Pria yang masih bujang ini melanjutkan, umumnya nelayan rajungan ditempatnya berangkat melaut dimulai dari jam 02:00 WIB dini hari. Sementara waktu mendarat berbeda-beda, ada yang jam 09:00 WIB, ada juga yang sore hari baru datang.

baca juga : Dampak Perubahan Cuaca, Pendapatan Nelayan Rajungan Menurun

 

Para nelayan menimbang rajungan hasil tangkapannya di Betahwalang, Kecamatan Bonang, Kabupaten Demak, Jawa Tengah. Foto: Falahi Mubarok/Mongabay Indonesia

 

Ragam Spekulasi Muncul

Dikalangan nelayan tradisional, penurunan harga rajungan ini memunculkan beragam spekulasi. Diantara isu yang berkembang salah satunya adalah karena adanya perang Rusia dan Ukraina.
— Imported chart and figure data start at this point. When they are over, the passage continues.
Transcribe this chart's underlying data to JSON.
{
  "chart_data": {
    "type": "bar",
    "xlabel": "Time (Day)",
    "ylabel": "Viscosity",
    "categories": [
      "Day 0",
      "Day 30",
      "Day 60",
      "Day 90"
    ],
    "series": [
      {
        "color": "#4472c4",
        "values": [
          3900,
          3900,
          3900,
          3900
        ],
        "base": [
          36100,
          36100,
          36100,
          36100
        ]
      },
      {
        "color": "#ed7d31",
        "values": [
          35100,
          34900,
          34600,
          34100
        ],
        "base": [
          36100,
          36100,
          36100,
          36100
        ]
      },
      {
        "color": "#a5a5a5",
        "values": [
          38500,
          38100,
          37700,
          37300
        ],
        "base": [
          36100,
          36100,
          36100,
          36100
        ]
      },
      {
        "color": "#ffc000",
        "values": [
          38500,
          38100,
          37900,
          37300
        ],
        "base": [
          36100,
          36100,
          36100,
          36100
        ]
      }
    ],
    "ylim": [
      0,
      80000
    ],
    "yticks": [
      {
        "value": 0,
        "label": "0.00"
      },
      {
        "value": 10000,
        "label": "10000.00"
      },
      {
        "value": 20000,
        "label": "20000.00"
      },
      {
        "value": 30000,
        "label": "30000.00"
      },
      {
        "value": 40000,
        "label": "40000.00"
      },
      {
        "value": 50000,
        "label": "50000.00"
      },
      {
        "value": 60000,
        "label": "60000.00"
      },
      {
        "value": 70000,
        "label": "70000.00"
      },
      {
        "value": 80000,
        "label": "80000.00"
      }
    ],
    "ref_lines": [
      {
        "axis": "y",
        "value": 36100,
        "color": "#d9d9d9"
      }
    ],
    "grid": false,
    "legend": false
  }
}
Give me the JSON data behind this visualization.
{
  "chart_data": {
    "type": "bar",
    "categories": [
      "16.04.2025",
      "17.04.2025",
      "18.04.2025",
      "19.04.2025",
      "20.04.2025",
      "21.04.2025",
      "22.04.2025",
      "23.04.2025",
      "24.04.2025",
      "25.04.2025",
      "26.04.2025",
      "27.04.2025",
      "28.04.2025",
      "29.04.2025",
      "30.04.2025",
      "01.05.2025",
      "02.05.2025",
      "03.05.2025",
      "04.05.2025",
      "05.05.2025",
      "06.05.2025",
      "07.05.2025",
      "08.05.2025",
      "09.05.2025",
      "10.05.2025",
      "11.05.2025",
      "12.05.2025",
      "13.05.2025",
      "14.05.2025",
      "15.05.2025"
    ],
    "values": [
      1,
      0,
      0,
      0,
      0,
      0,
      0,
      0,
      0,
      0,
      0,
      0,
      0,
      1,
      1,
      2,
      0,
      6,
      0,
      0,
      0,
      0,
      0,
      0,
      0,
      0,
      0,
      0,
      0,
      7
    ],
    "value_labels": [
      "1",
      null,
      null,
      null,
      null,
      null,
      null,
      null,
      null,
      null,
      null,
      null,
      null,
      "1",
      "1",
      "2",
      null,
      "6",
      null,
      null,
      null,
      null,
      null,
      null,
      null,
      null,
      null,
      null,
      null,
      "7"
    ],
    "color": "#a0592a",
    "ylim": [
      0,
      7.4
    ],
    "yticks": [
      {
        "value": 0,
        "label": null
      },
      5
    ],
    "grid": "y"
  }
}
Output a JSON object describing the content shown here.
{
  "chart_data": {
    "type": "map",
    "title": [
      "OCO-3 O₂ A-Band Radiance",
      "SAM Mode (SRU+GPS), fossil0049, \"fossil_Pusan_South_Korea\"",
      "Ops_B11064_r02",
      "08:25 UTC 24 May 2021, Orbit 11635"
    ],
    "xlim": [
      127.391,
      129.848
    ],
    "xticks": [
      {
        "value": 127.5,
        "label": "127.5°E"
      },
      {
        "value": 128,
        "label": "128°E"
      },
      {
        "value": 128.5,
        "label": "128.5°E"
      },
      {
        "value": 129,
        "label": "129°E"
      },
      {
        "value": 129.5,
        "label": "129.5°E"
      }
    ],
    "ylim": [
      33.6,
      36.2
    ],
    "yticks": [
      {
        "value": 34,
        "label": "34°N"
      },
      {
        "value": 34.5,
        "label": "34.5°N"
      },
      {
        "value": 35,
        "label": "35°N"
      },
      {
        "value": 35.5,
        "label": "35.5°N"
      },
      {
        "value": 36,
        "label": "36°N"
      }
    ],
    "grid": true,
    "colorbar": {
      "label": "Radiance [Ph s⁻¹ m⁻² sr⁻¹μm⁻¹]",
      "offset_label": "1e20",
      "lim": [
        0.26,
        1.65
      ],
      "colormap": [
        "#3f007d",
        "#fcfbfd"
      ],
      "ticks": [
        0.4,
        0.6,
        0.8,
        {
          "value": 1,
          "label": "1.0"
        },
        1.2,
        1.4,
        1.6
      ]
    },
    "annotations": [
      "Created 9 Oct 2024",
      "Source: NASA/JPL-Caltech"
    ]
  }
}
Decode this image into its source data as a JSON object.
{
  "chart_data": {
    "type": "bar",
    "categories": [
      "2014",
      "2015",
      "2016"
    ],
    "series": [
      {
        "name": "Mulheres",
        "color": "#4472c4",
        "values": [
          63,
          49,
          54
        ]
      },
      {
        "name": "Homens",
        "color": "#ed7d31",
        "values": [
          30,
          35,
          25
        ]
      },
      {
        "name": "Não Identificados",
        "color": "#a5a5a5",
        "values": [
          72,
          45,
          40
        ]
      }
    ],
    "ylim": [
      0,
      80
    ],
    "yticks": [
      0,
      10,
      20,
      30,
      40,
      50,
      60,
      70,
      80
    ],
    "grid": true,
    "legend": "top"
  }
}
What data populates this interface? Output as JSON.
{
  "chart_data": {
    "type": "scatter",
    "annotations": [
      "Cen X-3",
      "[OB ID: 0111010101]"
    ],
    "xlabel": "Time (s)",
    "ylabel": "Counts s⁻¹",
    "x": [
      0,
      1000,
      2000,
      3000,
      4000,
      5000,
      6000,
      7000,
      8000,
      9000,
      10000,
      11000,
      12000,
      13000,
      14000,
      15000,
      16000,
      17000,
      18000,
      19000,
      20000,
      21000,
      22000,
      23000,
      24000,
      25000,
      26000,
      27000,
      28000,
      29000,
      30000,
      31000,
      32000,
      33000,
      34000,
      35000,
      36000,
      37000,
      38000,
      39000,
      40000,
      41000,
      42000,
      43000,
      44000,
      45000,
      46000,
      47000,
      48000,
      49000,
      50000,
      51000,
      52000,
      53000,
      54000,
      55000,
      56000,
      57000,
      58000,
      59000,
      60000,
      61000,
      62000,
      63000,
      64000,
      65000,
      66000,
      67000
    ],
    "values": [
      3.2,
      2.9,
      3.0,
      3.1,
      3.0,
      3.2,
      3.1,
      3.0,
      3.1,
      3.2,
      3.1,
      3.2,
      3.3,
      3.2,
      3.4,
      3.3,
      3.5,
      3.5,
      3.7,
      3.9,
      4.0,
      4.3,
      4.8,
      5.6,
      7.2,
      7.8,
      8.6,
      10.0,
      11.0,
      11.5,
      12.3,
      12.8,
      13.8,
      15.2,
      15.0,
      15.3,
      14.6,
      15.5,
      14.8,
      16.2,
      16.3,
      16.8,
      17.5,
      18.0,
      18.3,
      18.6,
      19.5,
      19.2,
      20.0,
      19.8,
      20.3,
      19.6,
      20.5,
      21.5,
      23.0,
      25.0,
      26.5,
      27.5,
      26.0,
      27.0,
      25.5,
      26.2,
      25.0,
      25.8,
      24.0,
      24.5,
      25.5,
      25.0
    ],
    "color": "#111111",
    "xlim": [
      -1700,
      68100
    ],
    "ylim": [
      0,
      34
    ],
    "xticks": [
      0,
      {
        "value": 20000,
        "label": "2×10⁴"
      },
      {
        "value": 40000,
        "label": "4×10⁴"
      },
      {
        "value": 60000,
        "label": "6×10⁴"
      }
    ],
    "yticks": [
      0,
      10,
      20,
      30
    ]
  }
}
Sehingga menyebabkan terjadinya inflasi di Amerika Serikat.

Data Kementerian Perikanan dan Kelautan (KKP) mencatat, tahun 2020 di Negara Paman Sam itu masih menjadi pasar terbesar untuk ekspor komoditas rajungan yang didominasi dengan produk olahan dalam kemasan kedap udara atau kaleng.

Tahun 2019 ekspor rajungan termasuk kepiting mencapai 25,9 ribu ton dengan nilai sebesar 393 juta dollar AS, atau setara dengan Rp5,3 triliun. Selain Amerika, Cina, Jepang, Perancis, Inggris Malaysia hingga Singapura juga menjadi pasar ekspor rajungan.

Selain karena perang, isu lain yang berkembang adalah adanya campuran daging dari Indonesia. Zainudin (43), pengepul rajungan asal desa setempat mengaku tidak tahu pasti kenapa harga rajungan bisa turun.

Meski begitu, ia beranggapan bahwa menurunnya harga rajungan tersebut dikarenakan saat ini sedang musimnya, sehingga stok di pabrik melimpah.

baca juga : Produksi Perikanan Naik Selama Pandemi, Tapi Kepiting Rajungan Tidak Terjual

 

Pengepul mengecek rajungan yang sudah dimasak. Sekelompok kepiting dari marga suku Portunidae itu kemudian dikirim ke pabrik. Foto: Falahi Mubarok/Mongabay Indonesia

 

Dia bilang, berdasarkan pengalaman selama menjadi pengepul rajungan baru kali ini harga rajungan turun drastis. Di tahun-tahun yang sama, harga rajungan turunya sedikit-sedikit. Paling selisihnya Rp10 ribu. Namun di tahun ini hargannya turun cepat sekali.

“Kalau saya ini kerjanya anti rugi, karena mainnya fee dari perusahaan. Jadi, baik harga tinggi maupun rendah itu sama saja. Pengaruhnya tidak terlalu signifikan,” kata bapak tiga anak ini.

Biasanya ketika harga rajungan masih mahal, dalam sehari modal yang disiapkan untuk membeli rajungan nelayan Rp50-50 juta. Saat harga rajungan murah, modal yang disiapkan berkurang menjadi Rp25-30 juta per hari.